E che dire di Ferrara, accolto come il salvatore della patria che scacciò l’infedele Ranieri dalla Terra Santa di Torino. Ci ricordiamo bene quando sentir parlare Ciro di modulo a tre punte, rombo o trequartista, pareva di udire una musica celestiale, tanto eravamo rimasti nauseati da quel 4-4-2 che veniva usato anche per salire sul pullman.

E infine i giocatori, che sulla carta sono Campioni con la “C” maiuscola, ma in campo so un’altra cosa, con la “C” maiuscola. Altro che mondiali, o Champions League, o scudetto… gli stimoli erano maggiori in serie B o quando si giocava per il quarto posto, che non quando si dovrebbe lottare per il vertice.

Ma, appunto, si diceva che quando la nave ha troppe falle non si può certo fermarsi a pensare quale sia stata la prima mentre si sta affondando. Bisogna agire e cercare di salvare il salvabile, tamponando il buco più grande. La crisi juventina tocca tutti i lati tecnici, tattici e societari, ma un aspetto ovviamente prevale in modo gigantesco su tutti gli altri, così come abbiamo da tempo sottolineato: la squadra non gioca a calcio. Questo non è da intendersi come crisi di gioco in senso stretto, ma proprio nel senso più elementare del termine. La Juventus non ha un modulo su cui si basa tutta la teoria e tattica calcistica; non ha un’organizzazione anche minima, per sapere come gestire le varie fasi di una partita; non ha mentalità vincente e personalità per ambire a qualsiasi risultato; infine, non si muove mai come una squadra compatta, offrendo sempre il fianco agli avversari.

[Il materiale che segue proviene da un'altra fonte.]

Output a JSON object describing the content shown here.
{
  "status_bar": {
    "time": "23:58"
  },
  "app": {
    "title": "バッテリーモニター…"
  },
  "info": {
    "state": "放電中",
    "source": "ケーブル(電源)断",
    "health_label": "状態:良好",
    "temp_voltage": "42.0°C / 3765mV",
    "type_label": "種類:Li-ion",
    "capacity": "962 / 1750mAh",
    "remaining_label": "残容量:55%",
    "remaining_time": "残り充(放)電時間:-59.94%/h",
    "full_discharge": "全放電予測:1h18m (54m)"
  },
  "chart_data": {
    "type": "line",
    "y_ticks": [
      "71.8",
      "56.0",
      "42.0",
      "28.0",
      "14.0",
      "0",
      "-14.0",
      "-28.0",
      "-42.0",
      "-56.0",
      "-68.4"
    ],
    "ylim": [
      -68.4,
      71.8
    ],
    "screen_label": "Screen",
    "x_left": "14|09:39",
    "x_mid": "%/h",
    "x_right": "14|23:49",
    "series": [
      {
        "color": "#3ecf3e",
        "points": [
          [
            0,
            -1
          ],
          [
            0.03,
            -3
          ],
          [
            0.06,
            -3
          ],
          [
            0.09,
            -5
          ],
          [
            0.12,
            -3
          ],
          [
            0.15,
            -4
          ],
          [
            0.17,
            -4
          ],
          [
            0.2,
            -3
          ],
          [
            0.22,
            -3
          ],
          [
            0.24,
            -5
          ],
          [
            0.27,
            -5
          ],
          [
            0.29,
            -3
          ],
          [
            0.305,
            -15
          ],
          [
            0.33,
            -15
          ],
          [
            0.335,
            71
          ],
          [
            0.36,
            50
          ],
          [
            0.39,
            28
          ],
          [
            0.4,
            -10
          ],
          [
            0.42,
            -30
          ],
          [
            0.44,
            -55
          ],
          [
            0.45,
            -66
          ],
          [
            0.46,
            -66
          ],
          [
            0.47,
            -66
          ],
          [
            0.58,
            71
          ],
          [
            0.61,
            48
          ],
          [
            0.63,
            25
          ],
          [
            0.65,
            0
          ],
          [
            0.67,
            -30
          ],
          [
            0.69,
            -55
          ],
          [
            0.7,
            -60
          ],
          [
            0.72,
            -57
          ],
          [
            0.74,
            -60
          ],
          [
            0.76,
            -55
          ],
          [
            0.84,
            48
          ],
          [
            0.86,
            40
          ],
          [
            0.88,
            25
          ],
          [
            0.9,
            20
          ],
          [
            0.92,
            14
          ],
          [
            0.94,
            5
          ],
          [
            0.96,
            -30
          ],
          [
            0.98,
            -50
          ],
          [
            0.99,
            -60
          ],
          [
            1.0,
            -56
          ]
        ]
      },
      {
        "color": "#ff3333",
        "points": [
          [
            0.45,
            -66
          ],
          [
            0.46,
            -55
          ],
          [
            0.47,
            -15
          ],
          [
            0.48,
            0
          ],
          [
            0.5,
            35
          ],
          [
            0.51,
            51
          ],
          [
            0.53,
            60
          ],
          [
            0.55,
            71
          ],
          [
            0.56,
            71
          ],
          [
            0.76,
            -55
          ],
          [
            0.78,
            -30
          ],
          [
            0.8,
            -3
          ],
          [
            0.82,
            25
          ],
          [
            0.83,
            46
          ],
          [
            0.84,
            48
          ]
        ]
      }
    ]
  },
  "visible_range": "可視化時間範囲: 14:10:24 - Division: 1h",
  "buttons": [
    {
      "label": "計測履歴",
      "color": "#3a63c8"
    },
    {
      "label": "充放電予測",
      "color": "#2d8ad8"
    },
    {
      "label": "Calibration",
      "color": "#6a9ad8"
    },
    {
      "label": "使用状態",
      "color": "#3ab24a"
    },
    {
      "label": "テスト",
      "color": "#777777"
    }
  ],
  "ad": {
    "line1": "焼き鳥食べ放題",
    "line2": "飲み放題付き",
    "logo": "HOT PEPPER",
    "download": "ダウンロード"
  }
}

Considerando che queste cose vengono insegnate nelle giovanili, si capisce chiaramente come, smarriti totalmente questi “dettagli”, la Juve abbia cominciato ad avere una media da retrocessione. Come fare quindi a recuperare la mentalità e l’organizzazione di gioco quando non puoi permetterti di cambiare allenatore e quando devi preparare il terreno per il successore? No, non assumi l’ennesimo traghettatore che porterebbe solo ulteriore confusione (i soli nomi di Zoff e Trapattoni mi mettono i brividi….), occorre assumere una sorta di “consulente tecnico” che sappia indirizzare o affiancare sul campo il lavoro di Ferrara nel dare una identità e una organizzazione alla squadra.

Il nome di questo “consulente”? Arrigo Sacchi.